I had no reply. Clearly Margherita had less idea of our Duce’s whereabouts than I. She fluttered until she had made herself comfortable in the great basket of her chair, settling like a partridge on her eggs. Then she fixed her bright, hard eyes upon me. ‘Well, darling!’

‘You’re out of sorts,’ I said as the waiter arrived. ‘A drink?’
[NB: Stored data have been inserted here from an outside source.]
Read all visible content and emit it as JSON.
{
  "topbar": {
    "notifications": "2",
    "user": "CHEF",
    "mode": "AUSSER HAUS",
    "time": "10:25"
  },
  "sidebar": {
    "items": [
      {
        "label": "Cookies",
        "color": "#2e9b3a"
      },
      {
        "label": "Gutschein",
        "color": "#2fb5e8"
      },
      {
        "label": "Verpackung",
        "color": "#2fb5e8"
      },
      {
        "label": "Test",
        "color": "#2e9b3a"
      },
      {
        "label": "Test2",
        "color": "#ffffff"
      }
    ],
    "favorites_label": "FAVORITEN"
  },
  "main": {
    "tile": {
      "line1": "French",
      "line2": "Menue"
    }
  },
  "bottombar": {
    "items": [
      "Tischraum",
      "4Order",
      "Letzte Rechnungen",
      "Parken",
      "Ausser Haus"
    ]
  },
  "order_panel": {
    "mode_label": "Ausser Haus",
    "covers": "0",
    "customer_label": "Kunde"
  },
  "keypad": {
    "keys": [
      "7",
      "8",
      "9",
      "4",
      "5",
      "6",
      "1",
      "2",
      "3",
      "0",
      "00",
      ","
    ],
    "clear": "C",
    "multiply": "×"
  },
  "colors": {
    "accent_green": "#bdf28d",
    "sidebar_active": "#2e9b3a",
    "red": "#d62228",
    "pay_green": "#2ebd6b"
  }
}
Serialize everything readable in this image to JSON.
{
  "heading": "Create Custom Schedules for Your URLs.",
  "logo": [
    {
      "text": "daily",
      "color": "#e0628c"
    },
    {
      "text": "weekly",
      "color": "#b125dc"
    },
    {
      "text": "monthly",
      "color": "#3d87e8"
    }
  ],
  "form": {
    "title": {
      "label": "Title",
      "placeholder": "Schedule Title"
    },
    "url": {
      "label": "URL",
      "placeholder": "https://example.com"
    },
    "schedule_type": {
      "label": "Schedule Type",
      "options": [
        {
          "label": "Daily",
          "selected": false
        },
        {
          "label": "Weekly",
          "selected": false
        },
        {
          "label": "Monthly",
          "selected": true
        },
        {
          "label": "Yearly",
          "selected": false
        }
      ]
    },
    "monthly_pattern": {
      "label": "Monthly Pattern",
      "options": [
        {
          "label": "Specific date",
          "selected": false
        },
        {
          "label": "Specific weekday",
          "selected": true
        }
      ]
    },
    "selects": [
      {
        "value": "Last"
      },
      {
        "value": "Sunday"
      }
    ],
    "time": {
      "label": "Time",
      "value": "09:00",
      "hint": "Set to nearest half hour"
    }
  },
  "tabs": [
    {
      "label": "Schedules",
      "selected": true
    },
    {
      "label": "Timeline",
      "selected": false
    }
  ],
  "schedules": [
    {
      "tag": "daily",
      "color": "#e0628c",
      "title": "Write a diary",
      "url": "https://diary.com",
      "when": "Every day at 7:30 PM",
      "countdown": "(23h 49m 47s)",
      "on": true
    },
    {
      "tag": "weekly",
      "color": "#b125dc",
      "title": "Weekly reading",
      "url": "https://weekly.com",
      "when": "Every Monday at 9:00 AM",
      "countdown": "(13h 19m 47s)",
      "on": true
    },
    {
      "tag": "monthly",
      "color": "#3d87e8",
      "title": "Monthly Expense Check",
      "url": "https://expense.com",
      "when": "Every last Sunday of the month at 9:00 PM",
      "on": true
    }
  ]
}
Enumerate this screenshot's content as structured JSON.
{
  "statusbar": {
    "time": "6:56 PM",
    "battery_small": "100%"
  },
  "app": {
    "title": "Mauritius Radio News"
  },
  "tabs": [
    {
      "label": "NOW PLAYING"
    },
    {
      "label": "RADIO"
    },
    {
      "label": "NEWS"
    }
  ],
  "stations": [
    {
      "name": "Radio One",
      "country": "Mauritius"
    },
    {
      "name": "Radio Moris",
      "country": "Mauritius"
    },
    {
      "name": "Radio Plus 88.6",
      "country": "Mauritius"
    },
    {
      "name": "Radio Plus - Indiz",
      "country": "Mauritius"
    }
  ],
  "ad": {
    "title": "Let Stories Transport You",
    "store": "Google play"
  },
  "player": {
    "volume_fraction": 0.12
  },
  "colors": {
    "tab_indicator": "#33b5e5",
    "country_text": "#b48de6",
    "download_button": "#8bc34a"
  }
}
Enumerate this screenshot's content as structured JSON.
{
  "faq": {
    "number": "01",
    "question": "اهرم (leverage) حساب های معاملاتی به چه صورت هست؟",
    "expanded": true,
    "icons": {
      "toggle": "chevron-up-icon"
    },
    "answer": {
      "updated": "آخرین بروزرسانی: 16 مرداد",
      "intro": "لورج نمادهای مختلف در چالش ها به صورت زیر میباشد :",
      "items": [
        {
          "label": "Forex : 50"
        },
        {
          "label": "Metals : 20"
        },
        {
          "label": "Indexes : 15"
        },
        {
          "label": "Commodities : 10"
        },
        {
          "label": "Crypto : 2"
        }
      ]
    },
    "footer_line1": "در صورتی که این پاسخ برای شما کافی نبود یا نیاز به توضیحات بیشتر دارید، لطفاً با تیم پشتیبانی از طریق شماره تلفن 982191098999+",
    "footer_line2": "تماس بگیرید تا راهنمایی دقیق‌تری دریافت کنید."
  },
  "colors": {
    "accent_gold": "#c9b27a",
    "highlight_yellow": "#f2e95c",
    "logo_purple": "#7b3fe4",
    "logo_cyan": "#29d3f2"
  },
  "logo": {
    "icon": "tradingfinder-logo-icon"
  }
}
‘After all I’ve done for him lately!’ Viciously she ordered some fashionably complex cocktail in a glass the size of a chamber pot. I had a Campari Fizz. I wished to keep my head as clear as possible. As Major Nye used to say of his own lady wife, La Sarfatti was going off like a fire in an ammunition factory.

‘I feel so sorry,’ she began. ‘Everything is my fault. I should never have gone over. I was convinced she was already keeping her assignation at the hotel with him and we’d be safe. I expected to surprise you when you arrived! And then, of course, he turns up! He must have been tailing you!’

I assumed at first that she spoke of Fiorello, then of Mrs Cornelius and Herr Hugenberg, perhaps of Seryozha. Then I wondered if she was referring to Göring. I listened carefully in the hope of refining some sense from her outpourings.

‘It’s that peasant bitch, isn’t it?’ she said to me. ’Rachele’s watching him like an owl.’

I had no notion of her drift.

‘Why did she have to come to Rome? She’s crazy. She’s interfering in matters she can’t possibly understand. Il Duce is loyal to her, of course, but she can’t give him what I give him. And why is she picking on me? I hardly see him. Why doesn’t she pick on that whore of yours? She’s the one who takes up all his attention these days!’